The blue and white tape leading to the vestry door weaved among the gravestones, and as she passed each stone she had the weird sense that she was walking over long dead bodies in order to view a fresh one.
She opened the door to the vestry and stepped out of the rain into the silence of the church. Someone had put up a written note on the door leading to the main part. The message said ‘Coats off, suits on BEFORE YOU OPEN THIS DOOR.’

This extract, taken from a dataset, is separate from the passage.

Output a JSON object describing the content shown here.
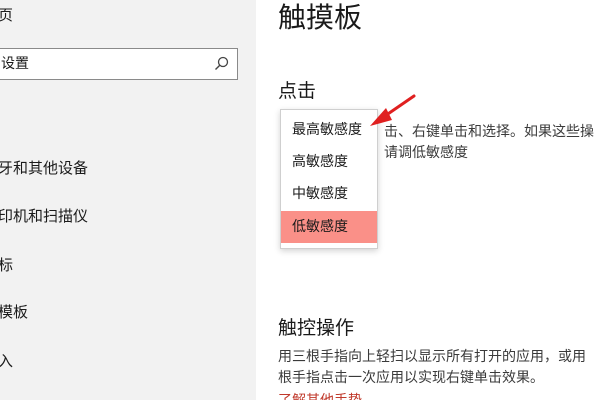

Savage took off her wet coat and hung it up on a peg next to a row of cassocks and surplices. Then she opened one of the PPE packs, put on the disposable suit and tied her hair back, pulling the suit hood up and making sure the elastic was drawn snug around her face. Next on went the paper face mask covering her nose and mouth and a pair of plastic overshoes. Finally she pulled on the nitrile gloves. These days you couldn’t be too careful.
The heavy oak door swung open without a sound and she left the vestry and entered the church.
A harsh light flared up at the altar for a split second and for a moment the two white cloaked figures there looked like angels, frozen in time as if they were on a giant canvas. The light flashed again and the angels moved about their business. The illusion was dispelled when one of them spotted her and called out a warning muffled by his mask.